Each such referencing app will have its own manifest file (where their respective, different packages can be declared), and they can also define their own classes (including classes derived from the Activity and/or Application classes of the Project Library), so that these classes can be specialized polymorphically for each app that uses the Project Library (e.g., by overriding methods or by providing definitions for methods that are defined as abstract within the Project Library's Activity- or Application-derived classes), although you can also use those Library classes without modification (provided that they are not abstract) by simply referencing them within the manifest file (e.g., in an activity or application tag) of each app that uses the Library, just as you would reference Activity or Application-derived classes defined within the app itself.

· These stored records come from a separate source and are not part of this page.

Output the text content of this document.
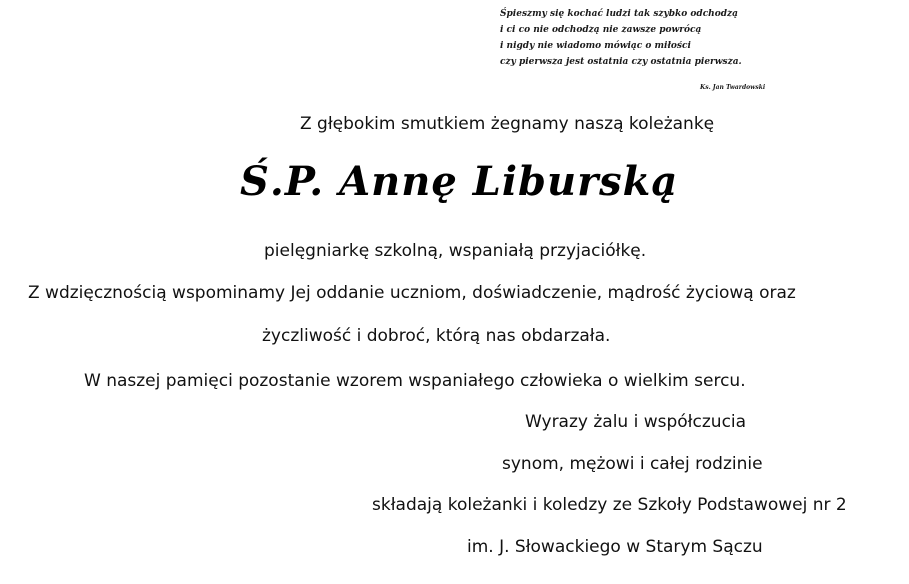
Śpieszmy się kochać ludzi tak szybko odchodzą
i ci co nie odchodzą nie zawsze powrócą
i nigdy nie wiadomo mówiąc o miłości
czy pierwsza jest ostatnia czy ostatnia pierwsza.
Ks. Jan Twardowski
Z głębokim smutkiem żegnamy naszą koleżankę
Ś.P. Annę Liburską
pielęgniarkę szkolną, wspaniałą przyjaciółkę.
Z wdzięcznością wspominamy Jej oddanie uczniom, doświadczenie, mądrość życiową oraz
życzliwość i dobroć, którą nas obdarzała.
W naszej pamięci pozostanie wzorem wspaniałego człowieka o wielkim sercu.
Wyrazy żalu i współczucia
synom, mężowi i całej rodzinie
składają koleżanki i koledzy ze Szkoły Podstawowej nr 2
im. J. Słowackiego w Starym Sączu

If you decided to use this approach, then you would put your main source files in a Project Library, and would create a separate project for each app you want to produce, each of which would reference the Project Library. The manifest file of the Project Library would be overridden by the manifest of whatever project is being created using that Library (actually, I think that the Project Library's own manifest is completely ignored, not just overridden, but nonetheless it is useful to create a manifest for the Library, so that you can manually template - copy and edit - the manifest of each project that uses it from the Library's own manifest).
I have used this approach to create multiple android apps that share some of the same capabilities, and it has worked very well for me.
Regarding package naming, any old package name will work for a library project, but of course it makes sense to use the same prefix for the Library Project's package as you use for your various individual (e.g., free vs. paid) apps that use it, with something like ".library" as the last part of the name, while the various apps could have endings like ".myappfree" and ".myapppaid". Naturally, you would want to use your reverse domain name convention for the library's package prefix to prevent conflicts, just as you would for a package name of a released app.
In Windows, a nice, open-source tool for comparing code bases is WinMerge:
http://winmerge.org/
If I were in your position, however, I would only use this tool to manually identify differences, and would not attempt to use it to automate the refactoring of your code into a Library Project. That would be best done under your own (manual) control.
Finally, as an alternative, you might consider using a single app that is free and that has your free app's capabilities by default, with an option to upgrade to your full app's capabilities (delivered within the same APK) via an in-app payment, rather than having separate free and paid apps. In-app payments have improved a great deal in the past several months (with the release of version 3 of IAB), and although there are still some glitches, they have become a more practical alternative to the free/full dichotomy than they were at first.
Yes, you can have a project that is basically just a manifest specifying app name, name space, icon etc, with all the actual code and 99% of the resources in the library project.
Yes, I think you should use this approach. It's very common to use library projects to deal with the Free/Paid app problem.
I've not had any problems with naming, though you should be careful with any resources in separate projects to avoid using the same names.
I'm not aware of any tools, and if it were me I'd want to do it manually to be sure I'm merging what needs merging and keeping separate what needs to be separate. you've one significant refactor to do, but once all the duplication is removed I'm sure it'll be much easier.